To understand the mechanism involved in gefitinib resistance, we established gefitinib-resistant human HCC827/GR-8-1 cell line from the parental HCC827 cell line. We compared the micro-RNA expression profiles of the HCC827 cells HCC827/GR-8-1 using Agilent micro-RNA microarrays. The micro-RNAs, such as the miR-149-5p, were up- or downregulated and associated with acquired gefitinib resistance. Quantitative real-time polymerase chain reaction was then performed to verify the expression patterns of different micro-RNAs. The result showed that miR-149-5p was upregulated in the HCC827/GR-8-1 cell line. To investigate the biological function of miR-149-5p in non-small cell lung cancer cells acquired gefitinib resistance, we examined cell proliferation using a cell counting kit-8 assay.

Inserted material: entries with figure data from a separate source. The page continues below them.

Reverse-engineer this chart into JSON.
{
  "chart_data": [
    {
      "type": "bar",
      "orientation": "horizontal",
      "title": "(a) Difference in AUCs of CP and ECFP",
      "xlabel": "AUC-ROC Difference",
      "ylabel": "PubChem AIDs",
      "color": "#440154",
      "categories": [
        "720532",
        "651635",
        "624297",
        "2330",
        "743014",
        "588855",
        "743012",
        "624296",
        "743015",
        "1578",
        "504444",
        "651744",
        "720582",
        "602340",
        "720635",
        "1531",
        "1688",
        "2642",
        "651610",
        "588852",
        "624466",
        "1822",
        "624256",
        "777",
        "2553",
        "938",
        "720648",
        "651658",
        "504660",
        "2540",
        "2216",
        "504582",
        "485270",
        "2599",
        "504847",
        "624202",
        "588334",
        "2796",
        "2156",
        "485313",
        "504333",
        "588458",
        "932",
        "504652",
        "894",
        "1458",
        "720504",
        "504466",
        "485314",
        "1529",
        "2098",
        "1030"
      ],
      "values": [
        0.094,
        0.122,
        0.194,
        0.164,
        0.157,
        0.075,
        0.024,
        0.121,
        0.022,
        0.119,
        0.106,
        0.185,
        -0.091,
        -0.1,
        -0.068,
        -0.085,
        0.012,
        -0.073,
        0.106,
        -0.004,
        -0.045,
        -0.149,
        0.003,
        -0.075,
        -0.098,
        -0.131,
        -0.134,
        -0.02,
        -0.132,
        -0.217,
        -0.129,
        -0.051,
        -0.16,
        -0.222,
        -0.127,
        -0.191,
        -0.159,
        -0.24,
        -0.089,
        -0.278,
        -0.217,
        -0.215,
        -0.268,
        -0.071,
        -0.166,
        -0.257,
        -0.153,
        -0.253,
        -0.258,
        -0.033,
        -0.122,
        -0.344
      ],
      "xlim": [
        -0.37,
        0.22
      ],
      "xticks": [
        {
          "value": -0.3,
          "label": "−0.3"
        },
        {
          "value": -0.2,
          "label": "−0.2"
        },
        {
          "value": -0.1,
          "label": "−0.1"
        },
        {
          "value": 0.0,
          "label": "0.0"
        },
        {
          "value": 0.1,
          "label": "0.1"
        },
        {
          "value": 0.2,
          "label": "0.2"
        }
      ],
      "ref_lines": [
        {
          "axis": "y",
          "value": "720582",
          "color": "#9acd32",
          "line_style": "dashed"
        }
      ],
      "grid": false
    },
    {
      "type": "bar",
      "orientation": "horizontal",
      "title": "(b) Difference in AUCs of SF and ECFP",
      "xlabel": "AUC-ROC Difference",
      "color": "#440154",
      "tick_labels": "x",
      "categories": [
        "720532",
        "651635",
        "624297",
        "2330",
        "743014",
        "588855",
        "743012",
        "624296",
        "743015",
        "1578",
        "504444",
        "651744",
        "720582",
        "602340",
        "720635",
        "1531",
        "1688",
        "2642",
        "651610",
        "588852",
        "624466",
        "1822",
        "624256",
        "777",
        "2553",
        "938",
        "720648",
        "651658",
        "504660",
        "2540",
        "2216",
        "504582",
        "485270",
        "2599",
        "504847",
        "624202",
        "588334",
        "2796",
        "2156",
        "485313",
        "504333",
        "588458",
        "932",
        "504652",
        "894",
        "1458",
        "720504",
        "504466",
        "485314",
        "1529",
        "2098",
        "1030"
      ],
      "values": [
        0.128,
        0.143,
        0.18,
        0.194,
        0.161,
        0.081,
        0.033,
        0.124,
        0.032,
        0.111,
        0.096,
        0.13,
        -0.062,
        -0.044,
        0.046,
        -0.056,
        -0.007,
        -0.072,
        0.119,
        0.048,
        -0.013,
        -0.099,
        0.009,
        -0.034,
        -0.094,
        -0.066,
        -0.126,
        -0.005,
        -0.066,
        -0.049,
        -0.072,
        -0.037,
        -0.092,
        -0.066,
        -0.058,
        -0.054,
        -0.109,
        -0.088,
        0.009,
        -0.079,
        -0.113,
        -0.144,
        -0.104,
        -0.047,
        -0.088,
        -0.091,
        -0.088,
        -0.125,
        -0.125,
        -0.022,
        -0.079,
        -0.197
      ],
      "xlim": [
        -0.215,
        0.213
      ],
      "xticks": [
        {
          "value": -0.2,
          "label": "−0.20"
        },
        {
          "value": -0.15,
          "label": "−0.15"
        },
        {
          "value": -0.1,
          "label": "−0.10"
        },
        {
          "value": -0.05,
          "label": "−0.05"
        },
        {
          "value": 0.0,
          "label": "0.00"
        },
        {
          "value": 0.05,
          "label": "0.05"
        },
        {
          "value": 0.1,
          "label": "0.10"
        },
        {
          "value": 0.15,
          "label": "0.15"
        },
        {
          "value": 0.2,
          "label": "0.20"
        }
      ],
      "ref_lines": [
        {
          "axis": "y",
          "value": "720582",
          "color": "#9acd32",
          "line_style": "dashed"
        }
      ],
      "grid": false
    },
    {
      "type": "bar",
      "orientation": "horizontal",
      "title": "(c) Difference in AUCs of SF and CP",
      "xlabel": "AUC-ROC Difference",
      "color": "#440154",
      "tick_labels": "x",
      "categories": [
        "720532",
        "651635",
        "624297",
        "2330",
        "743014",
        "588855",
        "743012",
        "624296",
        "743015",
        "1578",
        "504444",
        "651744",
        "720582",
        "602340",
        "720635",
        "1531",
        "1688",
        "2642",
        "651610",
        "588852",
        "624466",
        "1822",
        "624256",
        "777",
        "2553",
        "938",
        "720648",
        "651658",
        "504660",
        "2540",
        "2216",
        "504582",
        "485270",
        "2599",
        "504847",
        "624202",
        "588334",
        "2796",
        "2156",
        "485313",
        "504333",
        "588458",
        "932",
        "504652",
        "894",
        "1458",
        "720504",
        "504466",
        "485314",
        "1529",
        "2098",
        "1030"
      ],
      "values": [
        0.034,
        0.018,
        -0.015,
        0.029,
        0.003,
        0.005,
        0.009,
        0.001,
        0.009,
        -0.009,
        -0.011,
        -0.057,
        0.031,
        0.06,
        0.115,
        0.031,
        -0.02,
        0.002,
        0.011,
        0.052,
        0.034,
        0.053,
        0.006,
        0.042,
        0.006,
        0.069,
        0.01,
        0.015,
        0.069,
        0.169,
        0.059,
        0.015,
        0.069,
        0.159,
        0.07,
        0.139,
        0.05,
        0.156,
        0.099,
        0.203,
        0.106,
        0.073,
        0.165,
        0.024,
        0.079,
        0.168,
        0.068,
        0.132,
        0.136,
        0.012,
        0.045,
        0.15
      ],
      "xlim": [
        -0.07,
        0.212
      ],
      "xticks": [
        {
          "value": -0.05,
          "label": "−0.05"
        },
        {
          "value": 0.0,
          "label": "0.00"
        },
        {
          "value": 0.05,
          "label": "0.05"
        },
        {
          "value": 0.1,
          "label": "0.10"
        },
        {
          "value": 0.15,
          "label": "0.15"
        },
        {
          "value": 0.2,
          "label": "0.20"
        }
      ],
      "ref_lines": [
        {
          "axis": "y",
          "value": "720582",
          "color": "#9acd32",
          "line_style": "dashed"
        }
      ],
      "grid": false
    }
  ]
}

Cell viability was evaluated after the miR-149-5p mimics, inhibitors, and negative control were separately transfected into the non-small cell lung cancer cells. The results showed that the non-small cell lung cancer cells transfected with miR-149-5p mimics exhibited reduced cell motility. The drug-sensitivity assay results revealed that the overexpression of miR-149-5p effectively evaluates the half maximal inhibitory concentration values of the cell in response to gefitinib, and the downregulation of miR-149-5p can attenuate the half maximal inhibitory concentration values of the cell lines in response to gefitinib. Furthermore, the levels of miR-149-5p in the HCC827 and HCC827/GR-8-1 cells were inversely correlated with caspase-3 expression. In conclusion, this study revealed that miR-149-5p is upregulated in the HCC827/GR-8-1 cells and involved in the acquired gefitinib resistance.